(Grammaire, etc.) Il nous importe peu de savoir d'où nous vient la figure de cette lettre ; il doit nous suffire d'en bien connaître la valeur et l'usage. Cependant nous pouvons remarquer en passant que les Grammairiens observent que le D majeur des Latins, et par conséquent le nôtre, vient du delta des Grecs arrondi de deux côtés, et que notre d mineur vient aussi de delta mineur. Le nom que les maîtres habiles donnent aujourd'hui à cette lettre, selon la remarque de la grammaire générale de P. R. ce nom, dis-je, est de plutôt que dé, ce qui facilite la syllabisation aux enfants. Voyez la grammaire raisonnée de P. R. chap.
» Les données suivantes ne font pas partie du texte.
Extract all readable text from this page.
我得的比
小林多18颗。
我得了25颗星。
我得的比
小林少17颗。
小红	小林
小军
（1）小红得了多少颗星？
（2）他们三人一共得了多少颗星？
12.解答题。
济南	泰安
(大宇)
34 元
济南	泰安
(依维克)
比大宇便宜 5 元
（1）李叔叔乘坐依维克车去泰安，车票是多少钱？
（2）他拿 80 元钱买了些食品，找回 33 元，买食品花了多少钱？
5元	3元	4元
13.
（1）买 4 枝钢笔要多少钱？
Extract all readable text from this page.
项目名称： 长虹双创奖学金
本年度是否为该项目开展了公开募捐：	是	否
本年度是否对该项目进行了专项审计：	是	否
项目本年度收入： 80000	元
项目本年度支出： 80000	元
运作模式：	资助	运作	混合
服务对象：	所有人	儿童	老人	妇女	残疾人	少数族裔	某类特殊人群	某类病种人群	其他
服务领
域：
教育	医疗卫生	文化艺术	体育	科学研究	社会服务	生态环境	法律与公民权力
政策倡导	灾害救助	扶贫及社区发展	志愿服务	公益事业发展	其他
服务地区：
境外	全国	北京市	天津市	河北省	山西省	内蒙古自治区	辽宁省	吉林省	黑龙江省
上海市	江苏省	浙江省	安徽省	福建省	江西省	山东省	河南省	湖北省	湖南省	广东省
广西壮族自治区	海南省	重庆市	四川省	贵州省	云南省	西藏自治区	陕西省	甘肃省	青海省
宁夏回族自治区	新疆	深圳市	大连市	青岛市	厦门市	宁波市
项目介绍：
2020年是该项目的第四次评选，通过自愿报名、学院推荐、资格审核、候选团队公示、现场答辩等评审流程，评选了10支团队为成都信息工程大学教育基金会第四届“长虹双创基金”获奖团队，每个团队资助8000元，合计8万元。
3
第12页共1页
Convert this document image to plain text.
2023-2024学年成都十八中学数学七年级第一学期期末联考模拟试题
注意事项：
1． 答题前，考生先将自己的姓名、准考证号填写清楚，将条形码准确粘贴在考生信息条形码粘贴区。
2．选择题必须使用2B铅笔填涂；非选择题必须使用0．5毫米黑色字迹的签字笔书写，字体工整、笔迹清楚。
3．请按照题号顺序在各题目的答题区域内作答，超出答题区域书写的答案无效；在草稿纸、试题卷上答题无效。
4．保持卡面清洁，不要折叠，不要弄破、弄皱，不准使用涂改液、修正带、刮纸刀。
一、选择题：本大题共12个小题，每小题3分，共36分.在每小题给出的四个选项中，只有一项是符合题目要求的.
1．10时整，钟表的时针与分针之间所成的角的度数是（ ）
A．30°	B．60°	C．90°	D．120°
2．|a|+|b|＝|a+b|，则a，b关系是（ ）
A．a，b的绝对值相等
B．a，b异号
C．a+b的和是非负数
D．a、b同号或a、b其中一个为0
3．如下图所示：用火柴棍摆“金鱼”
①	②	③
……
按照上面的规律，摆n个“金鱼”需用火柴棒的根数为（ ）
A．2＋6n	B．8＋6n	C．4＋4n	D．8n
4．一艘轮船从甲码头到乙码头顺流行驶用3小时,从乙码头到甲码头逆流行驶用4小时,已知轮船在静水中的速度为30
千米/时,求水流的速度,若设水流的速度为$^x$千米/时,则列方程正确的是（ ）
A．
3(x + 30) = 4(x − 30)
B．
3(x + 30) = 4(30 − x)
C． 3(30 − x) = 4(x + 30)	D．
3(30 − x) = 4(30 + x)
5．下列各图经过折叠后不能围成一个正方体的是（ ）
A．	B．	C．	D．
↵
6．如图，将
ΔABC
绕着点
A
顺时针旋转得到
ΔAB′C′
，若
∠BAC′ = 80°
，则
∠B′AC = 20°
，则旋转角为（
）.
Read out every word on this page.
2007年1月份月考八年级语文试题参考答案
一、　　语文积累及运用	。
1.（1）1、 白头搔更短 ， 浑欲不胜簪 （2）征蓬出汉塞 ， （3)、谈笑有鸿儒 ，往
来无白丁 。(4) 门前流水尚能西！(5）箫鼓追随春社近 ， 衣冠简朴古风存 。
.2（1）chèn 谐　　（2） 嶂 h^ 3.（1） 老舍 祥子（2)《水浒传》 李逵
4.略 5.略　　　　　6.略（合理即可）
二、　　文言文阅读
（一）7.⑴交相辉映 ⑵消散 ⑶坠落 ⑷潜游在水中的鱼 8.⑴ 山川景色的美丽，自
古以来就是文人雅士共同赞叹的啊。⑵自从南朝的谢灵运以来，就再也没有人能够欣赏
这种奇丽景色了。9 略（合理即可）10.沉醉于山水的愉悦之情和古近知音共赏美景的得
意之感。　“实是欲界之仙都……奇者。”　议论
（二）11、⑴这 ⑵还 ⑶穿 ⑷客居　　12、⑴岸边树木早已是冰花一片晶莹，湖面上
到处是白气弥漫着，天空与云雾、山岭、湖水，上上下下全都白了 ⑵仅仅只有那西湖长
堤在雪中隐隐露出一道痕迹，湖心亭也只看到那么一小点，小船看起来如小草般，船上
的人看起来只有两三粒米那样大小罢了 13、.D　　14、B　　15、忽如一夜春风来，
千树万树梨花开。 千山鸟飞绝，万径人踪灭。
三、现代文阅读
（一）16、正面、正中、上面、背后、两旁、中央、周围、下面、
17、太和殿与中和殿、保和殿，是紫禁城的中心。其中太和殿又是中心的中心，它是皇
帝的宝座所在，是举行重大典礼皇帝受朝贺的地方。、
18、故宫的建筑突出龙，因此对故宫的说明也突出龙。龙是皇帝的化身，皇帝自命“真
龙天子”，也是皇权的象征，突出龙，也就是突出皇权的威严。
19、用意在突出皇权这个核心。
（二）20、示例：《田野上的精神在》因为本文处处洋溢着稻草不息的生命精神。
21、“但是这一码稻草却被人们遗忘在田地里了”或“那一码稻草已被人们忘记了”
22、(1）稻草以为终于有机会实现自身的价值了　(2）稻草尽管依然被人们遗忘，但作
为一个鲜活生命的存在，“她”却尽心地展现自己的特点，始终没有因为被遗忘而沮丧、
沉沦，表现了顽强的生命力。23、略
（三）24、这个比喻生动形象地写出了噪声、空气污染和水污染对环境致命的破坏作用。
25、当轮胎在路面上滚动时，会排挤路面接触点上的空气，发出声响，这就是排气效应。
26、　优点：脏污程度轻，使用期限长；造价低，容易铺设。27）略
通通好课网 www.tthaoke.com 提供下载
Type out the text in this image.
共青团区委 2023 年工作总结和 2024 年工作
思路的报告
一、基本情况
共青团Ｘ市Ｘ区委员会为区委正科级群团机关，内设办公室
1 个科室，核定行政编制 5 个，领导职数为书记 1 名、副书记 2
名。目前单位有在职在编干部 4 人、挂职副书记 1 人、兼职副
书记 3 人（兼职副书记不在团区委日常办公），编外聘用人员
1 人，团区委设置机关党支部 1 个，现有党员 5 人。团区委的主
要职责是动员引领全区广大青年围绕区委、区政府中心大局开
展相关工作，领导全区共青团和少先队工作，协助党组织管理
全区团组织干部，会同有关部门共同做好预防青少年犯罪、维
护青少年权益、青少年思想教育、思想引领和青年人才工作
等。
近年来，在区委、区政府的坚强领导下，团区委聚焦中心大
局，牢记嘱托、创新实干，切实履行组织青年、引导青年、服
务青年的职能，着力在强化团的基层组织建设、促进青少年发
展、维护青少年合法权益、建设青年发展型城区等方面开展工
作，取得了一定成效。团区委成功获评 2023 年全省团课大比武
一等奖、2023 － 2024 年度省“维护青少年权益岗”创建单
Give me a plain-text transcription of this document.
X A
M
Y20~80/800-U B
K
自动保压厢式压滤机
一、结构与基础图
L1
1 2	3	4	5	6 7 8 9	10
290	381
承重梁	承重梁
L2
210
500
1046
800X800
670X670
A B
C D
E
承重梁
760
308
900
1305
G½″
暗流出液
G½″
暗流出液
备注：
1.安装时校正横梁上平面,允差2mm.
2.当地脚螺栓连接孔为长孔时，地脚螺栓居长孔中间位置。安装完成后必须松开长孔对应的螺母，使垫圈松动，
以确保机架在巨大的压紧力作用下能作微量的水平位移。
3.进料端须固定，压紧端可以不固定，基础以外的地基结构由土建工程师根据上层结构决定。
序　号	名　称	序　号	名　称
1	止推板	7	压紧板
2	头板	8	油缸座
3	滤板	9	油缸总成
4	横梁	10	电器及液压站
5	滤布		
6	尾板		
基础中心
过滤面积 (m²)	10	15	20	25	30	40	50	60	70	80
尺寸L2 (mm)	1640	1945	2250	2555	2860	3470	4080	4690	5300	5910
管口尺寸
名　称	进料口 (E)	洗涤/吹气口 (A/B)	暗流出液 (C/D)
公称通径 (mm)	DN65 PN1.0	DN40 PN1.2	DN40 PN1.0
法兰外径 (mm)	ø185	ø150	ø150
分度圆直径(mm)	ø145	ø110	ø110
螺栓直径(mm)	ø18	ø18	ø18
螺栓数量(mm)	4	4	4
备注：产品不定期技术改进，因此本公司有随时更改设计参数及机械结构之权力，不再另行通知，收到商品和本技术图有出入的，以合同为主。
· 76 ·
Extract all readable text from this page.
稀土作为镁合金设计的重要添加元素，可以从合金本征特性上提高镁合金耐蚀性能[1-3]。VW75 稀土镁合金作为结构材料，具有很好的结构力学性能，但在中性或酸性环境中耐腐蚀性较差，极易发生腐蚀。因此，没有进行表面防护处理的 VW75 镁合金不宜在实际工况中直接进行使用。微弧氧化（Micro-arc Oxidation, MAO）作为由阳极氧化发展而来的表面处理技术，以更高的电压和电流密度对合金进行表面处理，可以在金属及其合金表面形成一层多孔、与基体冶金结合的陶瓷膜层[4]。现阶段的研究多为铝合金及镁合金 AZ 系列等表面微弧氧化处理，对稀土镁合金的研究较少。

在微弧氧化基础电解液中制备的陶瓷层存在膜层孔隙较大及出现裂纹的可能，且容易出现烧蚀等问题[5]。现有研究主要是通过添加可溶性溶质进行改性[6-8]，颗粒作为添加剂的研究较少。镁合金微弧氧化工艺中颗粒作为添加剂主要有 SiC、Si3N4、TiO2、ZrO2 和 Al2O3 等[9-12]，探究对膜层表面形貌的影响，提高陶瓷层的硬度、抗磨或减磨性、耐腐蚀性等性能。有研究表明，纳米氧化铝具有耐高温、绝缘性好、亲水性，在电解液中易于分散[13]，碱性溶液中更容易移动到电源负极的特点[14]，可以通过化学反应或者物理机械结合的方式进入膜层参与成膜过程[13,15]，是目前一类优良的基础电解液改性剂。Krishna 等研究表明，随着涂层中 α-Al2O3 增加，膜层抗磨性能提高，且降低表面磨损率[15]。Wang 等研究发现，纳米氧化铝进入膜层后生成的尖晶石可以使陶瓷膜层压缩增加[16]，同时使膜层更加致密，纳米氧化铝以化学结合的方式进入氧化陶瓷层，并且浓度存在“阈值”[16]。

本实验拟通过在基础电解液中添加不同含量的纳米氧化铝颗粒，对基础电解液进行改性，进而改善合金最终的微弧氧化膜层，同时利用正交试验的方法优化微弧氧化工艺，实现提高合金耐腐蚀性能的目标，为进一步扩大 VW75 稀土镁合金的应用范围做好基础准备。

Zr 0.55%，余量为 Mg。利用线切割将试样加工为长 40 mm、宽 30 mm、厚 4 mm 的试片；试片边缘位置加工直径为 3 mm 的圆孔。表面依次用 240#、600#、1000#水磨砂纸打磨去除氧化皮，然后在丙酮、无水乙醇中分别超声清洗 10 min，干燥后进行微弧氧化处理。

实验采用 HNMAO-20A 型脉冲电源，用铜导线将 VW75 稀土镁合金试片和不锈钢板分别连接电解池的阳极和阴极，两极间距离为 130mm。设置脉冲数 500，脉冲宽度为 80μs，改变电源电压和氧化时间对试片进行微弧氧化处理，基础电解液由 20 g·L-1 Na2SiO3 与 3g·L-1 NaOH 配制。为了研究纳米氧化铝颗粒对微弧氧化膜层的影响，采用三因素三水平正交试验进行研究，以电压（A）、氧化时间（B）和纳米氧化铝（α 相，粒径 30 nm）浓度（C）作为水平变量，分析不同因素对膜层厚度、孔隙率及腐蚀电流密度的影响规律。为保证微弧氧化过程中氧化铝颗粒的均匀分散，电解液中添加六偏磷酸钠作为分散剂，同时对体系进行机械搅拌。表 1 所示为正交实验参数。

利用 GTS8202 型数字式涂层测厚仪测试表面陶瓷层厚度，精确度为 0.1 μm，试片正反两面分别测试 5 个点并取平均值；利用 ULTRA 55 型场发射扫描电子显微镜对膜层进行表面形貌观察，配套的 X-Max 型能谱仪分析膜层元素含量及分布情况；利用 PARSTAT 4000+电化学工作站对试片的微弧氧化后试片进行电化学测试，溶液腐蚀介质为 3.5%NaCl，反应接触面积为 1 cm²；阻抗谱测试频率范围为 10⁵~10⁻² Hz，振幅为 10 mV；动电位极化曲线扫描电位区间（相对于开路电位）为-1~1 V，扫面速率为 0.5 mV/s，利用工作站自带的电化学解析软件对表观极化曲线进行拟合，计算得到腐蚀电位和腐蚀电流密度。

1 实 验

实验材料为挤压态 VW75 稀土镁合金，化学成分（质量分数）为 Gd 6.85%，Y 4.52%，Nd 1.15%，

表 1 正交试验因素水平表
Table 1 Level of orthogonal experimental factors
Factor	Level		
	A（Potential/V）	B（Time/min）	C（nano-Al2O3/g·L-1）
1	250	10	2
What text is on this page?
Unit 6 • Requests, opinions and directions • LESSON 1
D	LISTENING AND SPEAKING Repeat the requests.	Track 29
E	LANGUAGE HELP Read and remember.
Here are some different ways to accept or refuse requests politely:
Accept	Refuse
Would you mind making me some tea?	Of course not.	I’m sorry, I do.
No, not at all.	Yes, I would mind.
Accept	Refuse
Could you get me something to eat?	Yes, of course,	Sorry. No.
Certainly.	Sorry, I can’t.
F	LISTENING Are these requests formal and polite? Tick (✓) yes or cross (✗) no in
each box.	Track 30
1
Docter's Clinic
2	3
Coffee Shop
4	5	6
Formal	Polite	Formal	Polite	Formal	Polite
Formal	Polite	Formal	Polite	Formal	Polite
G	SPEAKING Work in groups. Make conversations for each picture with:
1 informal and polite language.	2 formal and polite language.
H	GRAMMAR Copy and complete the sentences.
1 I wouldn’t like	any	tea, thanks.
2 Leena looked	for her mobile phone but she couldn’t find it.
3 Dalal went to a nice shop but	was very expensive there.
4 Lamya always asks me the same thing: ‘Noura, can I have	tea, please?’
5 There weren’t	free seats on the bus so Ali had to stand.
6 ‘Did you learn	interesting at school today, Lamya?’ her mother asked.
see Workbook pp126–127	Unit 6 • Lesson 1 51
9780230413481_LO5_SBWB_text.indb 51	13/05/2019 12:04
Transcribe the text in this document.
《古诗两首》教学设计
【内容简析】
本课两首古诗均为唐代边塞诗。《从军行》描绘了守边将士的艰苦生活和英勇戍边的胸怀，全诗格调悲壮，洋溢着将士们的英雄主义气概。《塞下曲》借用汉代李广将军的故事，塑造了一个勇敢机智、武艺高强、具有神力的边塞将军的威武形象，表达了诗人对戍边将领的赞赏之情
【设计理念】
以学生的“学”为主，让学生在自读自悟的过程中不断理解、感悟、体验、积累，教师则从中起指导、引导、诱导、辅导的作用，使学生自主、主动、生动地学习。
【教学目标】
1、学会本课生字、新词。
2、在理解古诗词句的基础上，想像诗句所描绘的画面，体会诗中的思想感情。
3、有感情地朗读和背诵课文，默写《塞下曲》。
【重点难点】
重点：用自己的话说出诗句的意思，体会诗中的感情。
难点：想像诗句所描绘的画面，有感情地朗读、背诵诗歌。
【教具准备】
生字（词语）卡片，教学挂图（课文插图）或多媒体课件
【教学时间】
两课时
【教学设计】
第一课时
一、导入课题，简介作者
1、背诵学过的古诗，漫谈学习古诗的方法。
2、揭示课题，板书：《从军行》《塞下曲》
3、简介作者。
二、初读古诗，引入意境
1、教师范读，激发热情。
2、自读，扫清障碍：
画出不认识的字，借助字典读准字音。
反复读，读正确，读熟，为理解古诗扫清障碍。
VIe Cette pratique a été adoptée par tous les bons maîtres modernes.

Le d est souvent une lettre euphonique : par exemple, on dit prosum profui, etc. sans interposer aucune lettre entre pro et sum ; mais quand ce verbe commence par une voyelle on ajoute le d après pro. Ainsi on dit, pro-d-es, pro-d-ero, pro-d-esse : c'est le mécanisme des organes de la parole qui fait ajouter ces lettres euphoniques, sans quoi il y aurait un bâillement ou hiatus, à cause de la rencontre de la voyelle qui finit le mot, avec celle qui commence le mot suivant. De-là vient que l'on trouve dans les auteurs mederga, qu'on devrait écrire me-d-ergà, c'est-à-dire erga me. C'est ce qui fait croire à Muret que dans ce vers d'Horace.

Omnem crede diem tibi diluxisse supremum.

I. epist. IVe vers. 13.

Horace avait écrit, tibid iluxisse, d'où on a fait dans la suite diluxisse.

Le d et le t se forment dans la bouche par un mouvement à-peu-près semblable de la langue vers les dents : le d est la faible du t et le t est la forte du d ; ce qui fait que ces lettres se trouvent souvent l'une pour l'autre, et que lorsqu'un mot finit par un d, si le suivant commence par une voyelle, le d se change en t, parce qu'on appuye pour le joindre au mot suivant ; ainsi on prononce gran-t-homme, le froi-t-est rude, ren-t-il, de fon-t-en comble, quoiqu'on écrive grand homme, le froid est rude, rend-il, de fond en comble.

Mais si le mot qui suit le d est féminin, alors le d étant suivi du mouvement faible qui forme l'e muet, et qui est le signe du genre féminin, il arrive que le d est prononcé dans le temps même que l'e muet Ve se perdre dans la voyelle qui le suit ; ainsi on dit, grand'ardeur, gran-d'ame, &c.

C'est en conséquence du rapport qu'il y a entre le d et le t, que l'on trouve souvent dans les anciens et dans les inscriptions, quit pour quid, at pour ad, set pour sed, haut pour haud, adque pour atque, &c.

Nos pères prononçaient advis, advocat, addition, etc. ainsi ils écrivaient avec raison advis, advocat, addition, etc. Nous prononçons aujourd'hui avis, avocat ; adition ; nous aurions donc tort d'écrire ces mots avec un d. Quand la raison de la loi cesse, disent les jurisconsultes, la loi cesse aussi : cessante ratione legis, cessat lex.